The salient points about Stephen are his brilliance as a scientist and the long affliction of motor neuron disease, with which he has now lived for 50 years, though it was expected that he would survive only about two years from the time of the diagnosis in 1963. But the film is not a biopic of a disabled genius; it is rather a portrait of a very strong, remarkable yet inevitably troubled marriage which did not survive the strain of all that happened.
Eddie Redmayne gives an outstanding performance as Stephen Hawking, tracking his physical deterioration from dishevelled and occasionally clumsy young man to the wheelchair-bound almost immobile middle-aged professor. It is a portrait of great sensitivity and charm coupled with extraordinary physical demands required of the actor in order to show the progression of the disease - but it is in no sense a showy performance, and all the more convincing for that. The attention to detail at all stages, both by Redmayne himself, and the camera's focus on his physical decline, makes for captivating if at times painful watching.

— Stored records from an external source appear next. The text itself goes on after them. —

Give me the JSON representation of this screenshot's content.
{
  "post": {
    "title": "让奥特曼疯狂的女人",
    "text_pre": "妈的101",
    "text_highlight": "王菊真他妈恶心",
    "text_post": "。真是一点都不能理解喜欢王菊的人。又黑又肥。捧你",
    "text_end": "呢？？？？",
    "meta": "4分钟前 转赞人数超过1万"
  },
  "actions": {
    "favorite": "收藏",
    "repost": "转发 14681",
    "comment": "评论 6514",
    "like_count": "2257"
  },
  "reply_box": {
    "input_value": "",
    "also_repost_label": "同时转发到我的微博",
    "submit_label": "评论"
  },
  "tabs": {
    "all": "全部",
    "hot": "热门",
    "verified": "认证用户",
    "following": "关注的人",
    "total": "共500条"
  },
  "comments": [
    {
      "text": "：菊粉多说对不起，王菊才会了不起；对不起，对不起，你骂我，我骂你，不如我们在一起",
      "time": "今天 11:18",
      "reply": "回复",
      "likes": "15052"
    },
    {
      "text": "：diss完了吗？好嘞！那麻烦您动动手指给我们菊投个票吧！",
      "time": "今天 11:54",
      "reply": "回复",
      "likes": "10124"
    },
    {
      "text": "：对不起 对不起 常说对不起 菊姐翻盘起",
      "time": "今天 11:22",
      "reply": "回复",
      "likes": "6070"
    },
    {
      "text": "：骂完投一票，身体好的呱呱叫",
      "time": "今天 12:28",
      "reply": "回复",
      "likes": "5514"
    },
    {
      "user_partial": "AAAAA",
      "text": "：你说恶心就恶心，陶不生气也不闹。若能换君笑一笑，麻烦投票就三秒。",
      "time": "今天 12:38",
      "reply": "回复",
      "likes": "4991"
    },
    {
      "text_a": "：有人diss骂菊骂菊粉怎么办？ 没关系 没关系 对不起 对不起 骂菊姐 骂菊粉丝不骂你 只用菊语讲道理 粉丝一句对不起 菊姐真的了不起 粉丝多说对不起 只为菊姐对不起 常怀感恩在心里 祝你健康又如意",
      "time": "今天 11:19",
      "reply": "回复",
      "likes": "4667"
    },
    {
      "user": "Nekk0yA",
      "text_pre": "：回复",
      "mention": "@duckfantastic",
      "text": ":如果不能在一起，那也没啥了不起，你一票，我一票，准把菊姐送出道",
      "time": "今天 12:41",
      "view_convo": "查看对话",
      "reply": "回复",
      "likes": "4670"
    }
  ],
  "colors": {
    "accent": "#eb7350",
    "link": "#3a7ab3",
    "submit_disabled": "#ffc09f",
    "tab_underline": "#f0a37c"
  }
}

Felicity Jones plays Jane, and she is a tremendous foil in the film, which could so easily otherwise have fallen into sentimentality or prurience. Her deep devotion and enormous frustration are clear from a beautifully understated yet powerful performance, which while not requiring the physical rigours of Redmayne's portrayal still show a consummate acting skill. Her few displays of real pain and distress are of a piece with the stoical patience and strained forbearance she shows elsewhere.
They are surrounded by an excellent supporting cast. In particular Maxine Peake as Elaine Mason, the nurse who became Stephen's second wife, and Charlie Cox as Jonathan Hellyer Jones, the church organist who became Jane's second husband, give strong and sympathetic insights into their characters.
The film undoubtedly benefits from the photogenic charm of the Cambridge settings, where even the Hawking house looks so reliably English. The cinematography loves these settings but cleverly depicts the development of family life in the falsely warm and grainy colours of home videos, allowing a silent passage of time to take place between the salient scenes of the story. All the more odd, then, that Covent Garden is used as an intrusive stand-in for Bordeaux's Grand Opera House in one important episode - a real distraction for anyone who knows that something has been fudged.
In terms of content, the actual development of Stephen Hawking's ideas is only tangentially explored, as if they really are too complex to be dealt with other than by analogies with peas and potatoes. It is true of course that the ideas are complex, and rely on extremely specialised mathematical and physics-related concepts, and that the film is not a disguised lecture in cosmology. However, if complex human relationships and frailties can be intelligently explored in a mainstream film, it is not clear that some testing intellectual ideas - which are after all the basis of Hawking's fame - should have to be short-changed.